Разумеется, по большому счёту, я мог бы этот шедевр заменить другим – благо библиотека интернета бесконечна. Но всё дело в том, что мне самому очень нравилась заглавная песня той картины. Без неё я фильм представить просто не мог. Поэтому собирался поручить Тейлору важное задание, во что бы то ни стало нужную мне песню заполучить.

– Тейлор? Кто это? – поинтересовался Гаврилин.

– Это мой зарубежный компаньон по нашему музыкальному и кино бизнесу, – сказал я, решив не пугать товарищей информацией, что тот является американским гражданином.

– Ясно, – кивнул Длинный и поинтересовался. – А песня про что?

– Ха, ну сами подумайте, про что может быть заглавная песня фильма в фэнтези мелодраме? Про любовь, конечно!

– Можешь напеть? – уже изрядно подшофе спросил Гаврилов.

– Э-э, в общем-то, могу, – задумчиво произнёс великий, рассматривая только что принесённый графин с «Белым аистом». – Но попозже, а сейчас я хочу вас вот о чём спросить, как так получилось, что именно Вас приписали ко мне? Как вообще проходило распределение? Жребий бросали?

– Ха, – хохотнул здоровяк. – Жребий… Ха-ха!

– Нет, Александр, всё было более прозаично. Насколько я понимаю, писателей распределили в случайном порядке. Нам достались Вы.

– Не верю! – усомнился комсомолец словам, которые приписывают Станиславскому.

– А зря. Это правда. Просто предложили и мы отказываться не стали. Захотели поработать с тем, о ком все говорят, – улыбнулся развалившийся на стуле Хемингуэй.

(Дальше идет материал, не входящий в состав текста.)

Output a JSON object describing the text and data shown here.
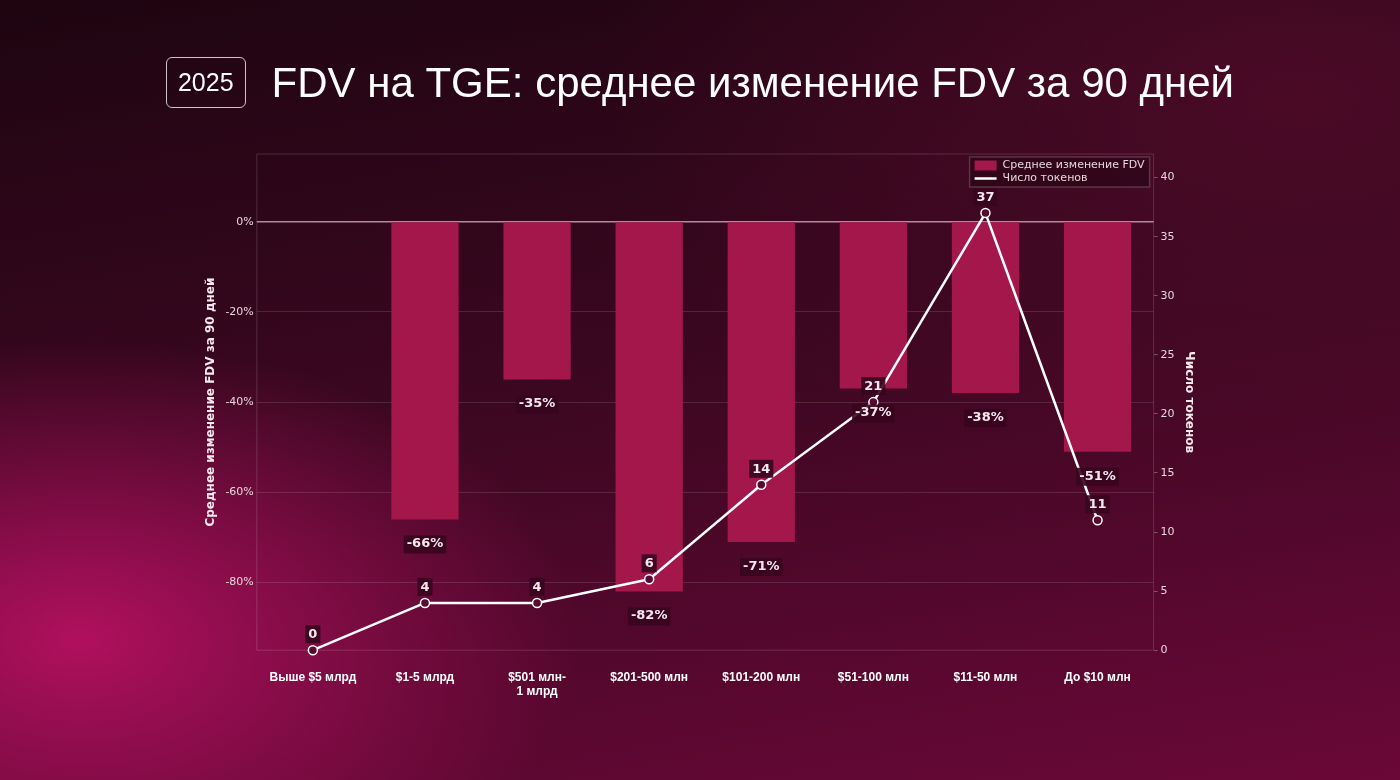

– Просто предложили… Ага… Всё ясно, – улыбнулся я и попробовал уточнить: – А кто предложил? – и попросил: – Только скажите, пожалуйста, честно. Я ведь всё равно узнаю. У нас сейчас хорошие добрые отношения. Так к чему строить меж нами забор недоговорённости, подозрительности и недоверия?

– В общем-то, Вы правы. Я скажу. Не знаю, как коллеги, но про конкурс я услышал от своей сестры. Она позвонила и сказала, что будет конкурс и рекомендовала подать на него заявку. Я подал и меня пригласили. Потом распределили, и я оказался в тройке вместе с нашими товарищами.

– Гм, интересная история. А сестра у Вас кто? Почему она знала про конкурс, а Вы нет? Она тоже состоит в Союзе писателей?

– Нет. Она просто моя сестра. А узнала она о конкурсе от мужа – от Славика.

– Гм…

– От Вячеслава Михайловича. Он рассказывал, что ты его знаешь.

– От Хмелькова? – обалдел я. – А сестра ваша – это жена второго секретаря московского горкома?

– Да. Она сказала, ты ей в новом фильме роль какую-то предложил, – открыл очередную тайну седовласый. – Это правда?

– Да. Она будет играть в том сериале, что мы собираемся снимать.

– О! Кстати, об этом сериале, – влез в разговор, изрядно наклюкавшийся Гаврилов. – Как думаешь, у нас есть шанс тоже попасть на Кубу, если наш этот фильм окажется успешным?

– Э-э… А Вы откуда про Кубу знаете?

– Так все у нас в Ленинграде знают. Меня тесть вызвал к себе в горком и рассказал, и о Кубе, и о конкурсе.

– Так. Понятно. Ленинград, Москва, – вздохнул я и, плеснув себе в пустой стакан немного сорокоградусной антистрессовой настойки, повернулся к третьему члену тройки, выпил и спросил: – А Вы, товарищ, откуда к нам попали? Из Свердловска или из Новосибирска?

– Из Московской области, ик, – улыбнулся тот пьяной улыбкой. – Но если интересно как узнал, ик, то скажу. Мой, ик, дядя – депутат Верховного Совета народных депутатов, ик. Он мне позвонил и сказал, что вскоре конкурс объявят. Сказал, ик, чтоб не тянул с подачей заявки. И вот, как только конкурс объявили, я сразу подал заявление и теперь я тут – вместе с вами, ик.

– Ага. Значит, конкурс всё же объявляли, – хмыкнул я в очередной раз, за эту свою новую жизнь поражённый фактом откровенного «кумовства».

– Конечно. А как же, ик?

– Извините, ещё вопрос: а вы все в Союзе писателей состоите? Или как?

– Конечно, состоим. А как же?! – усмехнулся Гаврилин, делая себе бутерброд из буженины. – Состоим. Пишем. И работаем.

– Кто бы сомневался, – наливая себе ещё полстакана, произнёс бывший пионер.

– Александр, так как насчёт песни? – напомнил об обещании Варфоломеев.

– Будет и песня, раз обещал, – кивнул я, тяжело вздохнул и, выпив, пошёл искать официанта, чтобы тот включил электроаппаратуру, стоящую на небольшой сцене, а также выдал мне в аренду на время гитару.